It is no secret that racism and xenophobia still exist even though we’re in 2021 and have evolved a lot, but sadly, some mindsets haven’t. It does not matter if you are one of the biggest boy bands in the world (read: BTS) right now; you will still be subjected to it. Hailing from South Korea, Bangtan Sonyeondan, popularly known as BTS, have come a long way, but their journey has been far from easy.
Despite having proven their worth with their outstanding achievements like being the youngest recipients of South Korea’s Order of Cultural Merit award, topping the US Billboard Hot 100 chart, holding Guinness World Records, becoming Grammy Nominated Artists, it seems like people’s “opinions” are not just critical of their music but deeply rooted in racism and xenophobia.
People on social media and public figures who exhibit xenophobia and racism toward BTS are actually indicative of a larger problem in the way people discuss and dismiss non-English-speaking musicians. A recent example of racism against BTS happened in February 2021 when a German radio show host made racist comments against BTS comparing them to the COVID-19 virus, describing them as “some crappy virus that hopefully there will be a vaccine for soon as well“.
Well, this example is just part of an insidious context that has the dual impact of trying to minimize BTS’s legacy and, at the same time, laying the groundwork for violent rhetoric and hate crimes against Asian people, which have already been rising amid Coronavirus.
While condemning the recent surge in anti-Asian violence, BTS shared their experiences of racism, saying, “We recall moments when we faced discrimination as Asians. We have endured expletives without reason and were mocked for the way we look. We were even asked why Asians spoke in English.”
So when people like Sal Governale make comments about BTS saying, “There’s no way those guys don’t have Coronavirus” on The Howard Stern Show, you can clearly see they’re being hated on because of their race and ethnicity. What’s ironic here is that Governale was describing a South Korean band whose country has immaculate screening protocols for COVID-19 while his own country is facing various difficulties in dealing with the control of the disease.
Even some of the articles written about BTS, or their album, clearly reflect internal bias on behalf of the reviewers. Nonetheless, BTS has managed to help change the face of K-pop and the world for the better.
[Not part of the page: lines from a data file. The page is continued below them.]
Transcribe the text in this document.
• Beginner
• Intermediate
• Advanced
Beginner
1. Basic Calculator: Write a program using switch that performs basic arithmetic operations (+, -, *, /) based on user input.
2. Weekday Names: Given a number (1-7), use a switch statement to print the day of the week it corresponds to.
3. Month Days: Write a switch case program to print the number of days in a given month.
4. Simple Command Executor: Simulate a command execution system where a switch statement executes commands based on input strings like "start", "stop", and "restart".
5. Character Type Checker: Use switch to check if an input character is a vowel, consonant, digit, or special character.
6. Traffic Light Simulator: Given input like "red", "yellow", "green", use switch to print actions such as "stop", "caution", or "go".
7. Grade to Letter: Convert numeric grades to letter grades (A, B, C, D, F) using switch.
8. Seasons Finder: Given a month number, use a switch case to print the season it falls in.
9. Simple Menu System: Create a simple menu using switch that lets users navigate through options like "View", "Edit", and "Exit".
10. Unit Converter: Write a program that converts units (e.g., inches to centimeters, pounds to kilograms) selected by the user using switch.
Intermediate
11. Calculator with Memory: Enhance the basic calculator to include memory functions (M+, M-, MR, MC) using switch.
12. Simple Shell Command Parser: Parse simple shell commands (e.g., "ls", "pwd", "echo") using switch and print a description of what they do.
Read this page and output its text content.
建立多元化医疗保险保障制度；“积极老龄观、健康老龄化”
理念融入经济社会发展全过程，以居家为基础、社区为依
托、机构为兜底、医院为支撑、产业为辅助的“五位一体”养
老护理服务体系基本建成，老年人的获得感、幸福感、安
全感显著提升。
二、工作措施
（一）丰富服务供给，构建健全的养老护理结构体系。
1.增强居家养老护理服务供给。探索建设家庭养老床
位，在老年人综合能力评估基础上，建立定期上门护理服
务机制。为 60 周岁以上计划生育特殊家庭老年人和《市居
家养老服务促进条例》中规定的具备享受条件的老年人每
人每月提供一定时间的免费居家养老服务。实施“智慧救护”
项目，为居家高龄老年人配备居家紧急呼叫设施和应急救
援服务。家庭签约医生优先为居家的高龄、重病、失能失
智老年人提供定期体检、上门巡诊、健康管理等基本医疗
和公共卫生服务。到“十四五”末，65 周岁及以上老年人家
In a message to the readers of a magazine, BTS rapper Suga said, “You’ll like BTS music if you listen without prejudice.”
It is easy for racists to view Asia as a monolith and not as a continent comprising more than 50 countries and territories as they believe all East Asians are the same. So, the next time you criticize BTS or see someone else doing it, make sure it’s only constructive criticism because, my dear friend, racism and xenophobia are NOT ‘opinions’. To conclude by quoting BTS, please remember, “You, I, and we all have the right to be respected.”